Spring Cleaning

This is my dog shelf. All the dogs I’ve lost in my adult life (with the exception of one) reside on this shelf. All with a photo or a trinket or two. Momentos of our time together, something that reminds me of them, or something gifted me at their passing. All with a piece of my heart.

Several times a year that shelf, along with the rest of the bookcase, gets a thorough cleaning as opposed to just a quick dusting. Those are the times each box, each token, is picked up, handled, remembered. Those are the times the Sad likes to pay a visit. Just how strongly it does so depends on what song is playing on Spotify, what my mood is, and how many glasses of wine I’ve had.

Yes, wine while cleaning is a thing. There is also occasional dancing while cleaning. It all depends on the previously mentioned three criteria. Cleaning is one of my least favorite things to do, I have to make it less tedious somehow and those are the ways I choose. You do you, I’ll do me.

I’d been putting off the task for obvious reasons but spring cleaning demanded it be done. Unfortunately, Friday the 13th hit us in spades. I should have known after the near miss with a skunk, followed up with the exploding brake fluid bottle, that things were headed swiftly downhill. Nothing horrendously earth shattering in the grand scheme of things, just several layers of stress over the weekend leading to a few sleepless nights, all of which made the thought of getting within striking distance of the Sad something I just didn’t want to deal with. Needs must, however, and so I rolled up my sleeves, put on my big girl panties and got to it. Surprisingly, for the most part, the Sad kept its distance, perhaps because my mind was preoccupied with all the other bits of life or perhaps because time is doing what it does and making the ache less sharp around the edges.

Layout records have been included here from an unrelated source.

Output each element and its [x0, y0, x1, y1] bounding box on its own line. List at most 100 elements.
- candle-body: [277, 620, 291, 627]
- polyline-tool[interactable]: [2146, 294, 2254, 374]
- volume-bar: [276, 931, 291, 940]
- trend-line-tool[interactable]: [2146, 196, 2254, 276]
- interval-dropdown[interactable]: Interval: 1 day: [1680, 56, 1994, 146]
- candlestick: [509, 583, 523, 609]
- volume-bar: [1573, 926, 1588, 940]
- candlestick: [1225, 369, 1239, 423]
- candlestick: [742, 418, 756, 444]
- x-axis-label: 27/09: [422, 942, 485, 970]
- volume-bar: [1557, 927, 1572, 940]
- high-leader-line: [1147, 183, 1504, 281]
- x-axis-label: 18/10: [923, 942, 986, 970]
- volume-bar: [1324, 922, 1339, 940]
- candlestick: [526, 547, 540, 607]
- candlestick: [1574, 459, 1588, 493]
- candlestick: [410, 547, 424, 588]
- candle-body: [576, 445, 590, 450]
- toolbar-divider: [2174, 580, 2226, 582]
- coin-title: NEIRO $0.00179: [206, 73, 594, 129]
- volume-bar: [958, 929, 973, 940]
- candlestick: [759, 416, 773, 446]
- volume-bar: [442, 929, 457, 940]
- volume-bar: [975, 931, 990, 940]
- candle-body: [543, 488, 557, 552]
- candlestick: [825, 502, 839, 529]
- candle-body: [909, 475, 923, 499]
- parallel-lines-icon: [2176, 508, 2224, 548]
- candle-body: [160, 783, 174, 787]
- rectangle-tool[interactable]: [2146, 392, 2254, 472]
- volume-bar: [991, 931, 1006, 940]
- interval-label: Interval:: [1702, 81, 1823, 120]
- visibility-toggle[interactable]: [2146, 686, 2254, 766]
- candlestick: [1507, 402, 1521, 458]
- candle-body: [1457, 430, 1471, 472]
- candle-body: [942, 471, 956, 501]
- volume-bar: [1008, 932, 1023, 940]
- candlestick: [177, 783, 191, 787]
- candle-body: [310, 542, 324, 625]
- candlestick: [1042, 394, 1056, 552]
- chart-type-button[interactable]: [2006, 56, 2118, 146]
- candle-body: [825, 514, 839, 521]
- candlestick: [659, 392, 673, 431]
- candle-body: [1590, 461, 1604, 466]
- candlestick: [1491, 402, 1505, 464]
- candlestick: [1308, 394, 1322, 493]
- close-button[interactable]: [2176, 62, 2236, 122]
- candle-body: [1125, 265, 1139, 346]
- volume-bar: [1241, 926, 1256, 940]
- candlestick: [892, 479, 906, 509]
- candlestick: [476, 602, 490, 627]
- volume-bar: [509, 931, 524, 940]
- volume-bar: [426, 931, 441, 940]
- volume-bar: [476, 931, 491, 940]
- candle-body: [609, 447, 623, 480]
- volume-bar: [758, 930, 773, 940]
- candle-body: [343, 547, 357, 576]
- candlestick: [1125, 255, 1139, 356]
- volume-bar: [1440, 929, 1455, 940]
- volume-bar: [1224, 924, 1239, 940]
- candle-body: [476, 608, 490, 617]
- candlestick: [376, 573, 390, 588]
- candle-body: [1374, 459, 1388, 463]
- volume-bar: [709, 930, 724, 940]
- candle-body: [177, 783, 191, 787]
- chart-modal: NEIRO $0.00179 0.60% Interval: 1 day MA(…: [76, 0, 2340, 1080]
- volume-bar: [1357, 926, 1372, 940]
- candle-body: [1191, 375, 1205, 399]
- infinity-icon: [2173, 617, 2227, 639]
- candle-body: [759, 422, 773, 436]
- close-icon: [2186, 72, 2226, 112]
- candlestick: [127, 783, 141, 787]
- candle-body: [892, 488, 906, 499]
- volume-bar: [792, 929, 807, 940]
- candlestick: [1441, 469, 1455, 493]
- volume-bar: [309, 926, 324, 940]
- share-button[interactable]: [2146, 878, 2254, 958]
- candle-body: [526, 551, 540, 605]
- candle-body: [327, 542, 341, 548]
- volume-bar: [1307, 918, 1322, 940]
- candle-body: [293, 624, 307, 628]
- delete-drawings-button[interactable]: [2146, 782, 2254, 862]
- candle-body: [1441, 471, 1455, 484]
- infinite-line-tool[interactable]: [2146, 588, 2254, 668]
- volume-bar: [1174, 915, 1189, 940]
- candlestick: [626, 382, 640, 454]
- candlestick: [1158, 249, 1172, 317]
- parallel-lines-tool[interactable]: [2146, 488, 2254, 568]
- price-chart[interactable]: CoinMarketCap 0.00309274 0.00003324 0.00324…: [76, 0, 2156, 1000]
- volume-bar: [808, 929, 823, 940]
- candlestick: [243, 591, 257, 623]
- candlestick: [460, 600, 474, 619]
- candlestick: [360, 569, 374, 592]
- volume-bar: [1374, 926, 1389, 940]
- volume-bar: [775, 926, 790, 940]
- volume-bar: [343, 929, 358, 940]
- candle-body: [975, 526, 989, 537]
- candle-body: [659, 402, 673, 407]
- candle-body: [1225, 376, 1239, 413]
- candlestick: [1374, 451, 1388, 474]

Now, some of you may wonder why on earth I have such a shelf so fraught with potential heartache? Well, I’d have to say because, overall, there are more smiles and laughter than tears in the memories I keep there. All my dogs, past and present, have taught me (or attempted to teach me) patience, humility, how to laugh, how to be more accepting, and how to let go. They have shown me the meaning of unconditional love, how to live in the moment and how to take joy in the little things. They have, and still do, take me places I never would have gone otherwise. They have brought people into my life I never would have met, some of whom have become lifelong friends. Without them, the dogs and the people, I wouldn’t be who I am today.

So I spent an afternoon remembering each one. In some cases, letting the Sad have its moment (like I could prevent it if I wanted to). In other cases smiling at some silly memory or remembered quirk. I dusted the trinkets, straightened the pictures, revisited each piece of my heart. Yes, there were some tears and a few apologies, but mostly, I thanked them for choosing me along the way and making the journey something worth remembering.

Speaking of journeys, these two boys are still going strong on theirs. We’ve got a much anticipated clinic this weekend, then both of them will be going to the SEMASA trial over Memorial Day weekend. Limited trialing to start off the year. Dillon will be running in advanced sheep and Finn in started cattle. Then it’s back to work as we prepare for the rest of the summer.

 

I have to say, it’s been oddly fun training these two this spring. I don’t know the reason, but I’m thoroughly enjoying it. And, because that begs the question, “Don’t you always enjoy working with your dogs?” I’ll give you the answer.

 

Not so much.

 

Okay, most times, yes. Why else would I be doing it? And that is a talk I’ve had with myself on more than one occasion in regards to more than one dog.

 

In any case, Dillon and I continue to fine tune his driving, inside flanks, and understanding what I’m asking without stopping to give me the ‘is that really what you want me to do’ look or the even more popular ‘you already told me that so please stop repeating yourself’ glare.

 

I think Finn has reached a new level of maturity because working him has become like spreading butter on warm toast — pretty dang smooth and effortless. Oh sure, you occasionally hit the cold spot in the toast, or the really dry areas and the knife skips a little, but overall…ssmmmoooove. I’ve been asking more of him and he’s been eager to give it, though I have to still be mindful of how young he is.



 

And just because it makes me giggle, I leave you with Dave and his girls. He’s been spoiling the hens and now whenever they see him they all come running and follow him to the barn hoping for some treats.